In the short term, this is just another nasty body blow to a beaten up season that's seen the dreams of repeating as World Champions quickly die.
But what does this mean in the long term for the Giants?
Well, potentially bad things based on the quote the San Jose Mercury-News' Mark Purdy dropped in his column yesterday
"Neukom's falling-out with the Executive Committee, the baseball sources said, began over how to spend the additional millions of dollars that flowed into team coffers after the World Series championship," Purdy wrote on Wednesday. "For example, one source says that since October, the Giants' merchandising revenue alone has increased by $1.5 million to $2 million per month over previous years. Ticket sales also boomed. The Giants have effectively sold out every game this season."
The kicker, though, is when Purdy writes that Neukom wanted to spend the extra cash from winning baseball games on, you know, winning more baseball games, by "increasing payroll and buying new technology for the baseball department."

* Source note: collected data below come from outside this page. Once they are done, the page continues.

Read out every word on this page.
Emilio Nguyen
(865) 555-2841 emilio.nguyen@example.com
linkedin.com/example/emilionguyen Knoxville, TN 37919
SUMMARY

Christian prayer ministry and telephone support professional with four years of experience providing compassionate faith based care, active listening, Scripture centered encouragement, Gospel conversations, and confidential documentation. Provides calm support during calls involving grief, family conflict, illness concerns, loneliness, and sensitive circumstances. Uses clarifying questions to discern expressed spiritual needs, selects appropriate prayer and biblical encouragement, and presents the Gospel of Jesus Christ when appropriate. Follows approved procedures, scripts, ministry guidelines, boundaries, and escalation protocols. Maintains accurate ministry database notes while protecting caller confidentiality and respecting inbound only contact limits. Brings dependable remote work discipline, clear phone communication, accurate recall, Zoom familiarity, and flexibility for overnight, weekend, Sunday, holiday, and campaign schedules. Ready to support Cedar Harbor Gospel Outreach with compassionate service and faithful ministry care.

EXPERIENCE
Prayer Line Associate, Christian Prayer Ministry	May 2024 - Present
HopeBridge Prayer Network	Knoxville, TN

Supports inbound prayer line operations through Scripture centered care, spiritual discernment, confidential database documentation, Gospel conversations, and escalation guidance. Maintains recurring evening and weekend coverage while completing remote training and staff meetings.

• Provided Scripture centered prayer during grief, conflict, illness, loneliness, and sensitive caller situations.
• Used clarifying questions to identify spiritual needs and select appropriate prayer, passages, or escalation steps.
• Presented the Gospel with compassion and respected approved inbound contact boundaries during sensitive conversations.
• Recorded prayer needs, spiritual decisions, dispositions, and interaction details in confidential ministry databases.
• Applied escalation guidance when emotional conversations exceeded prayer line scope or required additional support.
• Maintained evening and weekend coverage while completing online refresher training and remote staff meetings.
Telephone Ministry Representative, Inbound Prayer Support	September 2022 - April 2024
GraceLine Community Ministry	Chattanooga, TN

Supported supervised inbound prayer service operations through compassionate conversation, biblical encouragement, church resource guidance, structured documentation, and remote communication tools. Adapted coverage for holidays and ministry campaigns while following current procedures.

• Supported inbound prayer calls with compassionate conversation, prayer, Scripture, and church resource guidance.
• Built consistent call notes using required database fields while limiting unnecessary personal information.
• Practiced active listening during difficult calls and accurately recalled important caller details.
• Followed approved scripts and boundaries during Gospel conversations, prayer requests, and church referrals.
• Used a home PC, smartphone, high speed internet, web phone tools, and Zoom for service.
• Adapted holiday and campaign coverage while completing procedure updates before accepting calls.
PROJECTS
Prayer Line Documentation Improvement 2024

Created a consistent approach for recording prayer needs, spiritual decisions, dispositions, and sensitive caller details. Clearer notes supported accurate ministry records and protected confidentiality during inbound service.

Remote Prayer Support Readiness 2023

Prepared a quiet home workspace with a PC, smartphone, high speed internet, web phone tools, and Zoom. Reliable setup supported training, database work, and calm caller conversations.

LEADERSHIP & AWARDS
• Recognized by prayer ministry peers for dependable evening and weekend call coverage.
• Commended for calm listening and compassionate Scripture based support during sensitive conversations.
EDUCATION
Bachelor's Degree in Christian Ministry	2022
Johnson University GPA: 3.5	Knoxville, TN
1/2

Instead, the Executive Committee preferred to pump the money into a "rainy-day fund."
Now, as Grant Brisbee of McCovey Chronicles points out, you can spin those quotes just about any day you want. Maybe a "rainy-day fund" is supposed to be used for Tim Lincecum's gigantic new deal.
And perhaps "new technology" is a method of duplicating Aaron Rowand and his contract. (That would, by the way, be bad.)
But that's kind of a tough sell, given how the Giants have performed before and after Neukom taking over in 2008 -- the team hadn't won more than 76 games since 2004, but barring a total 0-fer collapse down the stretch will have won 80 or more games over the past three years.
Plus, he did bring the city it's first World Series championship, so that's kind of nice.
And while the feeling of championship awesomeness may linger for a while, Giants fans have to be wondering what's afoot here with respect to the long-term plans of the franchise.
Bean-counters are good and necessary in baseball. You just don't want them making every single decision related to a franchise's future, because all of a sudden profits become more important than winning, and a team's good fortune can circle down the drain faster than Brian Sabean can spend a couple million on a veteran outfielder.